Mardi matin, les avocats du guetteur et du tireur présumés, à l'encontre desquels l'avocat général avait aussi requis la perpétuité, ont demandé aux jurés une peine "proportionnée" pour leurs clients. 

"La perpétuité, c'est le retirer du monde, c'est le fer rouge, c'est l'exclure du genre humain", a plaidé Me Michel Pezet, avocat de Al Haïr Hamadi, guetteur et "recruteur" présumé. "L'argent rend fou, l'argent rend dépendant, ce que vous acceptez pour l'un, vous le retirez à l'autre? ", a lancé l'avocat, faisant allusion à la peine plus légère, 30 ans de réclusion criminelle, demandée à l'encontre de l'organisateur du double crime, Pascal Dauriac. 

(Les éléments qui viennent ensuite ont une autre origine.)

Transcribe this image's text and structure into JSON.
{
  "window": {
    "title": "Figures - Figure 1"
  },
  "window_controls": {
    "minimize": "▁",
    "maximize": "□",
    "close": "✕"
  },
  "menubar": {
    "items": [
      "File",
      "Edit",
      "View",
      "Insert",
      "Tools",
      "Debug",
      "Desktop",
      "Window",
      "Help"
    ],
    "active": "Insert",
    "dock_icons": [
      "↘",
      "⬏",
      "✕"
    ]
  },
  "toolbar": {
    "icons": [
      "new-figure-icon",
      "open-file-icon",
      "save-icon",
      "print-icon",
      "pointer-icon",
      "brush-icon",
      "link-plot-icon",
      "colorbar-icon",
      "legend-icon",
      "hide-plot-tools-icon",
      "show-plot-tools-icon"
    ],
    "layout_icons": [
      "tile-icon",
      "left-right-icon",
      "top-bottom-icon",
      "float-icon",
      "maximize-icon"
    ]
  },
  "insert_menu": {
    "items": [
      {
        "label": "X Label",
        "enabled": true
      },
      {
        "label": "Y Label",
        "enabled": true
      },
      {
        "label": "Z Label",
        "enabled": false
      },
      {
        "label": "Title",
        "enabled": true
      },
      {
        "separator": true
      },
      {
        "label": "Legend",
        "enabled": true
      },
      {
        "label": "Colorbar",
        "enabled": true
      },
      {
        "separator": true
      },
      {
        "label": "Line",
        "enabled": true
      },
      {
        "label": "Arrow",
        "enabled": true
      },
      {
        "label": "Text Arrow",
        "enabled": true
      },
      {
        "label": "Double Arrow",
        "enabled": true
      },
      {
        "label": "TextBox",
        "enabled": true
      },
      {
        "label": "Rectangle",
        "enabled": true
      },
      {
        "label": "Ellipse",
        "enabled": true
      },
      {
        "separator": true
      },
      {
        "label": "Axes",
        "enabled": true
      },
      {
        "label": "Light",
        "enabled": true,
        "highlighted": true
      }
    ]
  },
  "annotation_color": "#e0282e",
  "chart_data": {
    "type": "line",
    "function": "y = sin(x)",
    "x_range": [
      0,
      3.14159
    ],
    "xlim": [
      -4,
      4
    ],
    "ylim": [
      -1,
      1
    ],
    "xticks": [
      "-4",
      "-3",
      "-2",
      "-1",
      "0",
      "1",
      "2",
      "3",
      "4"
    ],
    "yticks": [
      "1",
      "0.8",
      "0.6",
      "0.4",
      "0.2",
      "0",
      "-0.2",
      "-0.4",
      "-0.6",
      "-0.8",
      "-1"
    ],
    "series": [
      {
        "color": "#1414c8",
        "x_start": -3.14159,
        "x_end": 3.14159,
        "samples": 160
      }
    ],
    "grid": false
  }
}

Hélène Pastor, 77 ans, héritière d'un empire immobilier monégasque, et son chauffeur égyptien Mohamed Darwich, 63 ans, avaient été mortellement blessés par balles, le 6 mai 2014, devant un hôpital à Nice.

Le verdict de ce procès-fleuve, dans lequel comparaissent 10 accusés depuis la mi-septembre, est attendu mercredi.